Musk's compensation package is tied to some of these goals. His grant of 1 billion performance-based Class B shares has a vesting condition that includes establishing a permanent human colony on Mars with at least one million inhabitants. That's either inspiring or absurd depending on your perspective, and it's right there in a legal SEC filing.

36 Pages of Risk Factors

The S-1 contains 36 pages dedicated to risk factors, and some of them are unusual. SpaceX lists Musk himself as a risk factor, given his simultaneous roles and his tendency to be, well, controversial. The legal battles arising from folding xAI and X into SpaceX are expected to cost $530 million. The company also faces regulatory probes around Grok that could lead to lawsuits, fines, or loss of market access.

There's also the pending acquisition of Cursor, an AI coding platform, for $60 billion in Class A stock. If that deal falls apart, SpaceX would owe Cursor a $1.5 billion termination fee plus an $8.5 billion deferred services fee. That's a $10 billion breakup package. For a coding tool.

What Retail Investors Need to Think About

One interesting wrinkle in this IPO is the retail allocation. SpaceX is reportedly setting aside up to 30% of its shares for everyday investors. That's roughly three times the norm for a deal this size. The company plans to host around 1,500 retail investors following the roadshow launch, which is expected to begin around June 4 to June 8, with pricing on June 11.
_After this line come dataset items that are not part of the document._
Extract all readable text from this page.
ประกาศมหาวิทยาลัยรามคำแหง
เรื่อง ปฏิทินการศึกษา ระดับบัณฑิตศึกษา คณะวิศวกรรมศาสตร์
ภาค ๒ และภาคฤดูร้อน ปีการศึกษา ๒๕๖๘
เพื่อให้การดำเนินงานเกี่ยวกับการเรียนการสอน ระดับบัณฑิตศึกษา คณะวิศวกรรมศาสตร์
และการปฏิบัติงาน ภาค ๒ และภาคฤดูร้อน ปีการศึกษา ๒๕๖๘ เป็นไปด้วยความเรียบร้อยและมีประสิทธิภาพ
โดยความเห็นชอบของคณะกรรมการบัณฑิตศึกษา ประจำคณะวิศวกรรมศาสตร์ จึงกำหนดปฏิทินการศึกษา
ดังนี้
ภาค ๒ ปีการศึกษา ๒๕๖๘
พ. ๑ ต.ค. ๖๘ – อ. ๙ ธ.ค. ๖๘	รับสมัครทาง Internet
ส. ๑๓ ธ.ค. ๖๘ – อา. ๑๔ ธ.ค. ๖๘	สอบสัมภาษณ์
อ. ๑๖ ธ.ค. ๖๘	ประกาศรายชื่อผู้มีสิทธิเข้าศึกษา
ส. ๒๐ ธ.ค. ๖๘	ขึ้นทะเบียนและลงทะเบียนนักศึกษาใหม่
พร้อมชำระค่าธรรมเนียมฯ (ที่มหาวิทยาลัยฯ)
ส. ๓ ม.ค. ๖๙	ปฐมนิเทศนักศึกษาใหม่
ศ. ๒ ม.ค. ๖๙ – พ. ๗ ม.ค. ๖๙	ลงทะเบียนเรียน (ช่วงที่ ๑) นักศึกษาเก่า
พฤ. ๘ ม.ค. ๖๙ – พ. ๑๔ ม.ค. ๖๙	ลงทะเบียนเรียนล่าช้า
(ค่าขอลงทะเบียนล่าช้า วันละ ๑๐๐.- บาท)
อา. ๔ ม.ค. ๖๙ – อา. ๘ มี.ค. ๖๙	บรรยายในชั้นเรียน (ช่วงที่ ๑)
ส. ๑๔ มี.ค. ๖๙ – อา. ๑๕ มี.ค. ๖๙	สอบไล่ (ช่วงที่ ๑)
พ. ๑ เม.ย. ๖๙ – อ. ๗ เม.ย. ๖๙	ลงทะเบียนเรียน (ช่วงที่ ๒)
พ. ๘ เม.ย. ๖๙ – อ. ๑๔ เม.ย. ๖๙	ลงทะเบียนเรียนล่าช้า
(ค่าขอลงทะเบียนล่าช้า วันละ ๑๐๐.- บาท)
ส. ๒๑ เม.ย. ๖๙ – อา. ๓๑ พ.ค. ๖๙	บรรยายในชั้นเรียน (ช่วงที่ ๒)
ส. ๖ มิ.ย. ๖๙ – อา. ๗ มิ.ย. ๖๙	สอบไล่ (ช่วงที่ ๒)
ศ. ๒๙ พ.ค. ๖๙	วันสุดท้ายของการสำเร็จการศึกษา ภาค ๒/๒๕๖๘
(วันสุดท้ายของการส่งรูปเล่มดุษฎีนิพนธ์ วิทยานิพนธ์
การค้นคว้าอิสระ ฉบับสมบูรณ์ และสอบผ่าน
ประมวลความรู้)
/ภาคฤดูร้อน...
But here's the thing about big, hyped tech IPOs. First-day pops on deals like this frequently retrace 20 to 40% within the first 90 days. Buying in on day one is exciting. It's also historically risky. SpaceX won't report its first quarterly earnings as a public company until early November 2026. That means anyone buying in June is doing so without a single quarter of fully public, SEC-audited financials to evaluate.

Prediction markets on Polymarket currently price the June listing at about 65.5% probability, with the leading outcome being a market cap above $2 trillion at 47% odds. The $1.8 to $2 trillion range comes in at 18%.

The Bigger Picture

SpaceX's IPO isn't happening in a vacuum. It's expected to kick off a wave of massive public offerings from AI companies. OpenAI and Anthropic are reportedly waiting in the wings. The appetite for these deals will depend in large part on how SPCX performs in its first few weeks of trading.

What we know for sure is this: SpaceX has a real business with real revenue and a genuine competitive moat in satellite internet and launch services. It also has billions in losses from AI bets that haven't paid off yet, a governance structure that gives public shareholders almost no say, and a CEO whose personal brand is both the company's greatest asset and its biggest liability. Whether that combination is worth $1.75 trillion is the question every investor will have to answer for themselves. The filing is public now. The numbers are on the table. What you do with them is up to you.